The government is moving forward with the proposal, aiming to enhance the protection of Japan’s critical infrastructure from increasing cyber risks. While the Japanese Communist Party opposes the bill, it has gained backing from major opposition parties, highlighting its broad political support.

New hacking group mimics Russia-linked group to target Russian entities, Chinese cybersecurity experts say

A hacking group, named as GamaCopy, has been imitating the tactics of the Russia-linked threat actor Gamaredon to target Russian-speaking victims, according to research by Chinese cybersecurity firm Knownsec.

GamaCopy’s latest campaign employed phishing documents disguised as reports on Russian armed forces’ locations in Ukraine, along with the open-source software UltraVNC for remote access.

However, while GamaCopy mirrors many techniques used by Gamaredon, researchers identified notable differences. For example, GamaCopy primarily uses Russian-language victims, whereas Gamaredon typically targets Ukrainian speakers. Additionally, GamaCopy’s use of UltraVNC represents a unique element in its attack chain.

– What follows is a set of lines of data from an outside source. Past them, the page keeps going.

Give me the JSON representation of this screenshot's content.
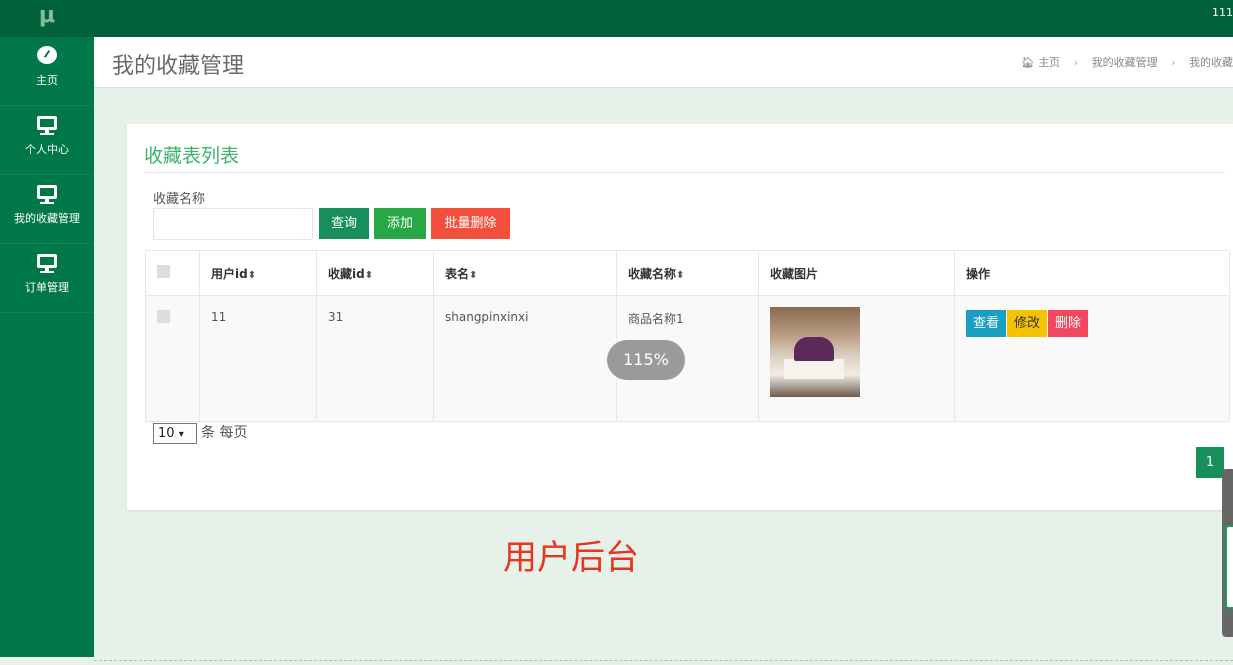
{
  "topbar": {
    "logo": "μ",
    "user": "111"
  },
  "sidebar": {
    "items": [
      {
        "label": "主页",
        "icon": "dashboard-icon"
      },
      {
        "label": "个人中心",
        "icon": "monitor-icon"
      },
      {
        "label": "我的收藏管理",
        "icon": "monitor-icon"
      },
      {
        "label": "订单管理",
        "icon": "monitor-icon"
      }
    ]
  },
  "header": {
    "title": "我的收藏管理",
    "breadcrumb": [
      "主页",
      "我的收藏管理",
      "我的收藏"
    ]
  },
  "card": {
    "title": "收藏表列表",
    "search_label": "收藏名称",
    "search_value": "",
    "buttons": {
      "query": "查询",
      "add": "添加",
      "batch_delete": "批量删除"
    },
    "table": {
      "headers": [
        "用户id",
        "收藏id",
        "表名",
        "收藏名称",
        "收藏图片",
        "操作"
      ],
      "rows": [
        {
          "user_id": "11",
          "fav_id": "31",
          "table_name": "shangpinxinxi",
          "fav_name": "商品名称1"
        }
      ],
      "actions": {
        "view": "查看",
        "edit": "修改",
        "delete": "删除"
      }
    },
    "page_size": "10",
    "page_size_suffix": "条 每页",
    "current_page": "1"
  },
  "zoom_overlay": "115%",
  "caption": "用户后台",
  "colors": {
    "topbar": "#00613a",
    "sidebar": "#00774a",
    "accent": "#3db36e",
    "danger": "#f2503c"
  }
}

Since June 2023, GamaCopy has targeted Russia’s defense and critical infrastructure sectors. However, the group is believed to have been active even earlier, i.e. since August 2021. Knownsec’s analysis suggests that GamaCopy’s operations are part of a deliberate false-flag campaign and links the group to another state-sponsored actor known as Core Werewolf, which has similarly targeted Russian defense systems since 2021.

This discovery follows recent reports of other hacker groups, conducting cyber-espionage campaigns against Russian entities, highlighting the increasing complexity and state-backed nature of these threats.